In einer solchen Situation pflegen ruchlose Diktatoren zu drastischen Massnahmen zu greifen. Hitler erfand den Brand des Reichstages, um die Presse unter Kontrolle zu bringen und Oppositionelle in Konzentrationslager zu sperren. Putin soll seinen Geheimdienst beauftragt haben, Terroranschläge auf Moskauer Wohnblöcke zu verüben, um den Krieg gegen Tschetschenien zu rechtfertigen. Wird auch Trump einen realen oder erfundenen Terroranschlag zum Anlass nehmen, mit Notrecht seine Ziele durchzuboxen?

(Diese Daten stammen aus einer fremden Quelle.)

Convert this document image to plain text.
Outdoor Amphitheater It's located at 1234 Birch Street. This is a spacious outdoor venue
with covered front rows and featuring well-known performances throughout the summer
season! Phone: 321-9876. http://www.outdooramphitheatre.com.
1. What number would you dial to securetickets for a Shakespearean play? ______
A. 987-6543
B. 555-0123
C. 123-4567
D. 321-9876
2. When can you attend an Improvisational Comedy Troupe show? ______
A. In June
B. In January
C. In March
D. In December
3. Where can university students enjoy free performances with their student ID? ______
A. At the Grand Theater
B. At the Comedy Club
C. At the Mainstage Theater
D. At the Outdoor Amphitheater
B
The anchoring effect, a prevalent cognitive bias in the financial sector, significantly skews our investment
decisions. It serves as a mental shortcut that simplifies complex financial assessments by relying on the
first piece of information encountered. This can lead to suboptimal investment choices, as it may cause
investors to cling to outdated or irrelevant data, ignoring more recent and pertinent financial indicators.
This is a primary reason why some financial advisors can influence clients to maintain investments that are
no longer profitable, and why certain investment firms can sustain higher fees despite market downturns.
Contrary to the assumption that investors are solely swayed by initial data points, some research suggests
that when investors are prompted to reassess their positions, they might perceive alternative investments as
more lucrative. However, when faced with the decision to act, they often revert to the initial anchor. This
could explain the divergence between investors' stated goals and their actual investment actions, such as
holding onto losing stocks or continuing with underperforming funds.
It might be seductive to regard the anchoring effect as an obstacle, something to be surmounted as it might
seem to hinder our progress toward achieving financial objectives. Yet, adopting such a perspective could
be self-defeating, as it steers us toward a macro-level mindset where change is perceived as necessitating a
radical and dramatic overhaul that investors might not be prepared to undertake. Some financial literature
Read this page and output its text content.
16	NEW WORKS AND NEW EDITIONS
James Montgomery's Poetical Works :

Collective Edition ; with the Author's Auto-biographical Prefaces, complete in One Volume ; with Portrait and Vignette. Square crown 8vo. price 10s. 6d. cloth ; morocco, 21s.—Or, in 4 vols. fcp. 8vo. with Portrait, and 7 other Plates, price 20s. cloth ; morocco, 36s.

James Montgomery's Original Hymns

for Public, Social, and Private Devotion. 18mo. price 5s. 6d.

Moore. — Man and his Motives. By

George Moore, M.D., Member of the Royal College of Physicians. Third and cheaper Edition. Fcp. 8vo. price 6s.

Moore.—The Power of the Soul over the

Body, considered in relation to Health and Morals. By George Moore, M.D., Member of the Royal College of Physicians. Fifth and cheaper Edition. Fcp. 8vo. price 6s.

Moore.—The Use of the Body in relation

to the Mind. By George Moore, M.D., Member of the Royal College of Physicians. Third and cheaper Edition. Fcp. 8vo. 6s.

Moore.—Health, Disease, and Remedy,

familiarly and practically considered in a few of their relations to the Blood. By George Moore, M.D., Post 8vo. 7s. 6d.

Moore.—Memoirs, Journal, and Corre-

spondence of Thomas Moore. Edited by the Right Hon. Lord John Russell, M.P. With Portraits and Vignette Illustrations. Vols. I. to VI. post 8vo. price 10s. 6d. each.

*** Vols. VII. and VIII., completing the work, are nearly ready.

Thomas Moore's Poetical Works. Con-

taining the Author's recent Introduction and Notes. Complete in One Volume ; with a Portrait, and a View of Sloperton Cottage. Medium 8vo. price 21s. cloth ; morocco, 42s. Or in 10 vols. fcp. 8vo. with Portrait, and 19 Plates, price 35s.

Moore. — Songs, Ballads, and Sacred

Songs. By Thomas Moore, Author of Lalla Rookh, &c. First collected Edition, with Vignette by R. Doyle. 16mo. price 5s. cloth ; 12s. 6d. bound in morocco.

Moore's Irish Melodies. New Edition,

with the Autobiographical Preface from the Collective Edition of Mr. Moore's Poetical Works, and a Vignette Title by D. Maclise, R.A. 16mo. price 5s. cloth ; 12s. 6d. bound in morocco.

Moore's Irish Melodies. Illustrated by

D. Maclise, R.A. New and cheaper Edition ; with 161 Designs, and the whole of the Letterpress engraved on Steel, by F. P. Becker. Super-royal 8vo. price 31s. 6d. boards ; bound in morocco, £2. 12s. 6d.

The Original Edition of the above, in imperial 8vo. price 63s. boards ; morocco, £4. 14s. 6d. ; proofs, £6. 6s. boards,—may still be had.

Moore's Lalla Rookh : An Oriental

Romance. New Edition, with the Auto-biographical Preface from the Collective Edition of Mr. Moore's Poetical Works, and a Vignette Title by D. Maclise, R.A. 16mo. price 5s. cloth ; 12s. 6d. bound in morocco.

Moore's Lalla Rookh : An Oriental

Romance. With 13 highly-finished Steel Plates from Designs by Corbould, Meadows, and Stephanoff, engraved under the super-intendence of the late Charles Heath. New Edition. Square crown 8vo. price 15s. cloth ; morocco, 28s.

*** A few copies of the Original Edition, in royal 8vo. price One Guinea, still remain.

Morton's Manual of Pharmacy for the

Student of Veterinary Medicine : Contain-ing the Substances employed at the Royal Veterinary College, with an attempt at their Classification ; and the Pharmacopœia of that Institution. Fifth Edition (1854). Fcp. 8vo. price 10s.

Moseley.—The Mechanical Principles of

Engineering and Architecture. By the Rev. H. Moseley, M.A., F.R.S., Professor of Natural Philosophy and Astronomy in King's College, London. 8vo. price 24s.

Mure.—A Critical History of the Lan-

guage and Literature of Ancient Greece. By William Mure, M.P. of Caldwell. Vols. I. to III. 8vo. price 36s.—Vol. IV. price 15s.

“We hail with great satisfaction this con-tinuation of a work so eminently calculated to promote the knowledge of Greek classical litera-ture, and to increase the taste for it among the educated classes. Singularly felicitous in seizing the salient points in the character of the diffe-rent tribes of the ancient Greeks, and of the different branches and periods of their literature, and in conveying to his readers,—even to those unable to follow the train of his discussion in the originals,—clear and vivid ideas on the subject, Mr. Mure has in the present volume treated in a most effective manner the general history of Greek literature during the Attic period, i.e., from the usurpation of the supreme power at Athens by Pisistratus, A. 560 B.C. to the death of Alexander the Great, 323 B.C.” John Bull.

Dieses Szenario ist Ernst zu nehmen und Trump-Kritiker wie Paul Krugman warnen in der «New York Times» davor. Es ist jedoch auch, wie es in der Börsensprache heisst, eingepreist. Bereits beginnt der zivile Widerstand, allfällige Gegenmassnahmen vorzubereiten.
Ist Trump also ein Faschist? Die Frage ist falsch gestellt. Der 45. Präsident der USA ist kindisch, narzisstisch, ignorant und ein notorischer Lügner. Er hat einen miesen Charakter, ist gierig, rücksichtslos und hat in seinem Umfeld mehr als fragwürdige Gestalten wie Steve Bannon und Stephen Miller. So gesehen muss man mit dem Schlimmsten rechnen.
Doch gleichzeitig hat er massive, in dieser Form unerwartete Gegenreaktionen ausgelöst. Die entscheidende Frage lautet deshalb: Wird es den Medien, den Comedians, der Zivilgesellschaft und einzelnen progressiven Bundesstaaten gelingen, Trump in seine Schranken zu weisen? Bisher sehen die Anzeichen gut aus. Aber bei Trump weiss man bekanntlich nie.